Although quite a number of studies have already identified risk factors of early life associated with overweight in children [12, 13], no study focused on child-caregivers and their potential association on children’s weight status so far. Here we show for the first time that kindergarten teachers’ weight status and habitual physical activity score are independent risk factors for childhood overweight. This association was robust against adjustment for the association of all of the other factors including the major parental factors that are known to be associated with overweight and that were also confirmed to be significantly associated in our study cohort.
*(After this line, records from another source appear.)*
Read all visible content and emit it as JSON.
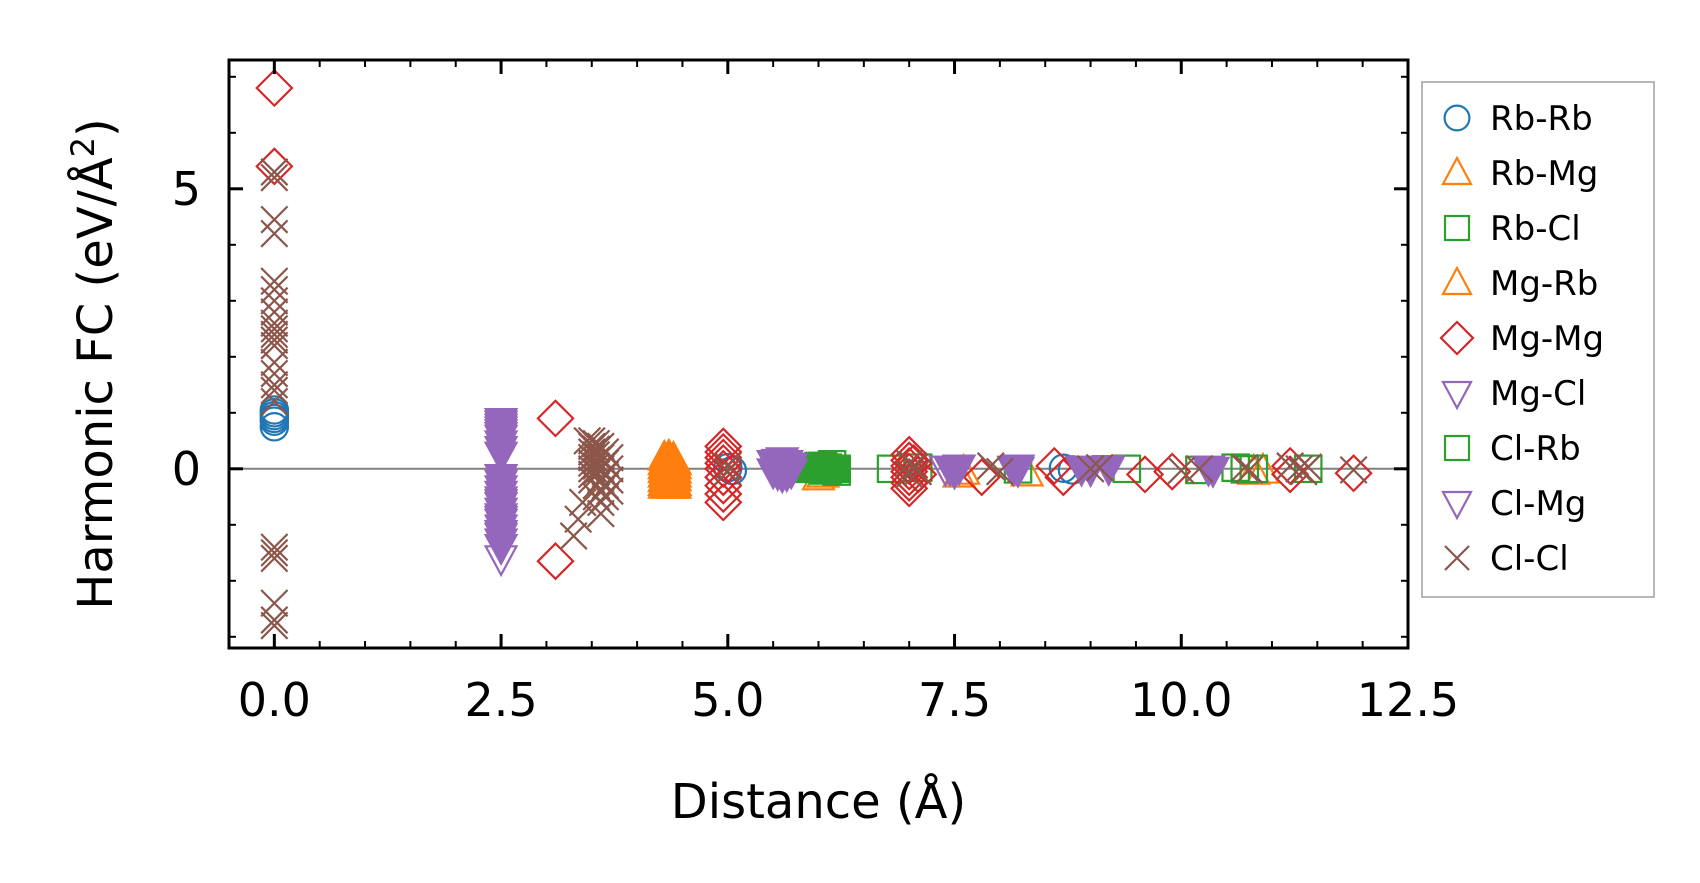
{
  "chart_data": {
    "type": "scatter",
    "title": "",
    "xlabel": "Distance (Å)",
    "ylabel": "Harmonic FC (eV/Å",
    "ylabel_sup": "2",
    "ylabel_end": ")",
    "xlim": [
      -0.5,
      12.5
    ],
    "ylim": [
      -3.2,
      7.3
    ],
    "xticks": [
      0.0,
      2.5,
      5.0,
      7.5,
      10.0,
      12.5
    ],
    "xtick_labels": [
      "0.0",
      "2.5",
      "5.0",
      "7.5",
      "10.0",
      "12.5"
    ],
    "yticks": [
      0,
      5
    ],
    "ytick_labels": [
      "0",
      "5"
    ],
    "reference_line_y": 0,
    "legend_position": "right-outside",
    "series": [
      {
        "name": "Rb-Rb",
        "marker": "circle",
        "color": "#1f77b4",
        "filled": false,
        "x": [
          0,
          0,
          0,
          0,
          0,
          0,
          5.0,
          5.05,
          8.7,
          8.8
        ],
        "y": [
          0.75,
          0.85,
          0.95,
          1.0,
          1.05,
          0.9,
          0.02,
          -0.03,
          0.01,
          -0.02
        ]
      },
      {
        "name": "Rb-Mg",
        "marker": "triangle-up",
        "color": "#ff7f0e",
        "filled": false,
        "x": [
          6.0,
          6.05,
          7.55,
          7.6,
          8.3,
          10.8,
          10.9
        ],
        "y": [
          -0.15,
          -0.1,
          -0.1,
          -0.05,
          -0.08,
          -0.05,
          -0.03
        ]
      },
      {
        "name": "Rb-Cl",
        "marker": "square",
        "color": "#2ca02c",
        "filled": false,
        "x": [
          6.05,
          6.1,
          6.15,
          6.2,
          6.8,
          7.1,
          8.2,
          9.4,
          10.2,
          10.6,
          10.7,
          10.8,
          11.4
        ],
        "y": [
          0.05,
          -0.02,
          0.08,
          -0.05,
          0.0,
          0.02,
          -0.01,
          0.0,
          -0.02,
          0.02,
          -0.01,
          0.0,
          0.0
        ]
      },
      {
        "name": "Mg-Rb",
        "marker": "triangle-up",
        "color": "#ff7f0e",
        "filled": true,
        "x": [
          4.3,
          4.3,
          4.3,
          4.3,
          4.3,
          4.3,
          4.3,
          4.3,
          4.35,
          4.35,
          4.35,
          4.35,
          4.35,
          4.35,
          4.35,
          4.35,
          4.4,
          4.4,
          4.4,
          4.4,
          4.4,
          4.4,
          4.4,
          4.4,
          4.42,
          4.42,
          4.42,
          4.42,
          4.42,
          4.42,
          4.42
        ],
        "y": [
          0.2,
          0.12,
          0.05,
          -0.02,
          -0.1,
          -0.18,
          -0.25,
          -0.3,
          0.22,
          0.15,
          0.08,
          0.0,
          -0.08,
          -0.15,
          -0.22,
          -0.3,
          0.18,
          0.1,
          0.03,
          -0.05,
          -0.12,
          -0.2,
          -0.27,
          -0.3,
          0.12,
          0.05,
          -0.03,
          -0.1,
          -0.17,
          -0.25,
          -0.3
        ]
      },
      {
        "name": "Mg-Mg",
        "marker": "diamond",
        "color": "#d62728",
        "filled": false,
        "x": [
          0,
          0,
          3.1,
          3.1,
          4.95,
          4.95,
          4.95,
          4.95,
          4.95,
          4.95,
          4.95,
          4.95,
          4.95,
          7.0,
          7.0,
          7.0,
          7.0,
          7.0,
          7.0,
          7.0,
          7.05,
          7.1,
          7.8,
          8.6,
          8.7,
          9.6,
          9.9,
          11.2,
          11.2,
          11.9
        ],
        "y": [
          6.8,
          5.4,
          0.9,
          -1.65,
          0.4,
          0.3,
          0.2,
          0.1,
          0.0,
          -0.15,
          -0.3,
          -0.45,
          -0.6,
          0.25,
          0.15,
          0.05,
          -0.05,
          -0.15,
          -0.25,
          -0.35,
          0.1,
          -0.1,
          -0.15,
          0.05,
          -0.15,
          -0.1,
          -0.05,
          0.05,
          -0.1,
          -0.08
        ]
      },
      {
        "name": "Mg-Cl",
        "marker": "triangle-down",
        "color": "#9467bd",
        "filled": false,
        "x": [
          2.5,
          2.5,
          2.5,
          2.5,
          2.5,
          5.55,
          5.6,
          5.65,
          7.4,
          7.5,
          8.2
        ],
        "y": [
          -1.6,
          -1.2,
          -0.9,
          -0.6,
          0.6,
          0.0,
          -0.05,
          0.05,
          0.0,
          -0.05,
          0.02
        ]
      },
      {
        "name": "Cl-Rb",
        "marker": "square",
        "color": "#2ca02c",
        "filled": true,
        "x": [
          5.9,
          6.0,
          6.05,
          6.1,
          6.2
        ],
        "y": [
          0.0,
          0.05,
          -0.03,
          0.02,
          0.0
        ]
      },
      {
        "name": "Cl-Mg",
        "marker": "triangle-down",
        "color": "#9467bd",
        "filled": true,
        "x": [
          2.5,
          2.5,
          2.5,
          2.5,
          2.5,
          2.5,
          2.5,
          2.5,
          2.5,
          2.5,
          2.5,
          2.5,
          2.5,
          2.5,
          2.5,
          2.5,
          2.5,
          2.5,
          2.5,
          2.5,
          2.5,
          2.5,
          5.5,
          5.5,
          5.55,
          5.55,
          5.6,
          5.6,
          5.6,
          5.65,
          5.65,
          5.7,
          5.7,
          7.45,
          7.5,
          7.55,
          8.15,
          8.2,
          8.9,
          9.0,
          9.2,
          10.3,
          10.35
        ],
        "y": [
          0.85,
          0.8,
          0.75,
          0.7,
          0.65,
          0.55,
          0.45,
          0.35,
          0.25,
          -0.15,
          -0.25,
          -0.35,
          -0.45,
          -0.55,
          -0.65,
          -0.75,
          -0.85,
          -0.95,
          -1.05,
          -1.15,
          -1.3,
          -1.4,
          0.1,
          -0.05,
          0.12,
          -0.08,
          0.15,
          0.0,
          -0.12,
          0.1,
          -0.1,
          0.05,
          -0.05,
          0.0,
          -0.05,
          0.02,
          0.0,
          -0.02,
          0.0,
          -0.01,
          0.01,
          0.0,
          -0.02
        ]
      },
      {
        "name": "Cl-Cl",
        "marker": "x",
        "color": "#8c564b",
        "filled": false,
        "x": [
          0,
          0,
          0,
          0,
          0,
          0,
          0,
          0,
          0,
          0,
          0,
          0,
          0,
          0,
          0,
          0,
          0,
          0,
          0,
          0,
          0,
          0,
          0,
          0,
          3.3,
          3.35,
          3.4,
          3.45,
          3.5,
          3.5,
          3.5,
          3.5,
          3.5,
          3.5,
          3.5,
          3.5,
          3.55,
          3.55,
          3.55,
          3.55,
          3.55,
          3.55,
          3.55,
          3.55,
          3.6,
          3.6,
          3.6,
          3.6,
          3.6,
          3.6,
          3.6,
          3.65,
          3.65,
          3.65,
          3.65,
          3.65,
          3.7,
          3.7,
          3.7,
          3.7,
          5.0,
          5.0,
          7.0,
          7.0,
          7.05,
          7.1,
          7.9,
          8.0,
          9.0,
          9.1,
          10.0,
          10.2,
          10.7,
          10.75,
          11.2,
          11.3,
          11.35,
          11.4,
          11.9
        ],
        "y": [
          5.3,
          5.2,
          4.45,
          4.2,
          3.35,
          3.2,
          3.0,
          2.8,
          2.6,
          2.5,
          2.4,
          2.3,
          2.2,
          1.9,
          1.7,
          1.5,
          1.4,
          1.2,
          -1.4,
          -1.5,
          -1.6,
          -2.4,
          -2.7,
          -2.8,
          -1.2,
          -0.9,
          -0.6,
          0.5,
          0.5,
          0.4,
          0.3,
          0.2,
          0.1,
          0.0,
          -0.1,
          -0.2,
          0.45,
          0.35,
          0.25,
          0.15,
          0.05,
          -0.05,
          -0.3,
          -0.5,
          0.4,
          0.2,
          0.0,
          -0.2,
          -0.4,
          -0.6,
          -0.8,
          0.3,
          0.1,
          -0.1,
          -0.3,
          -0.5,
          0.2,
          0.0,
          -0.2,
          -0.4,
          0.05,
          -0.05,
          0.1,
          -0.1,
          0.05,
          -0.05,
          0.05,
          -0.05,
          0.0,
          0.02,
          -0.03,
          0.0,
          0.02,
          -0.02,
          0.05,
          0.0,
          -0.05,
          0.03,
          -0.02
        ]
      }
    ]
  }
}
Psychosocial factors of parents associated with childhood overweight are likely to be biased by genetic factors and adjustment for this association cannot be undertaken properly, since the genetic factors including the epigenetic dimension and the gene environment interaction cannot yet be assessed properly. Our results here stress the relative importance of non-parental psychosocial factors for the development of childhood overweight and they may prompt a careful reconsideration of the dimension that genetic associations may have on childhood overweight.

Our results may provide a new direction for pediatric obesity research and ongoing public health approaches. Yet, it is already agreed that tailored prevention-interventions should start as early as possible and for practical reasons around the time of kindergarten entry [62]. This will hopefully counteract the rapid increase of childhood overweight that has recently been shown to focus around the general life-time event of school entry in Germany [10]. Although kindergarten teachers’ awareness of overweight-related health risks has been shown to be significantly higher compared to the awareness of the respective parents [18], there seems to be an urgent need of restructuring the kindergarten teacher training programs. In addition, to improving health education a call for personal lifestyle counseling for improving health related behavior in kindergarten teachers is now corroborated by both, the present weight and physical activity status of kindergarten teachers, as well as by the associated weight status of their kindergartners.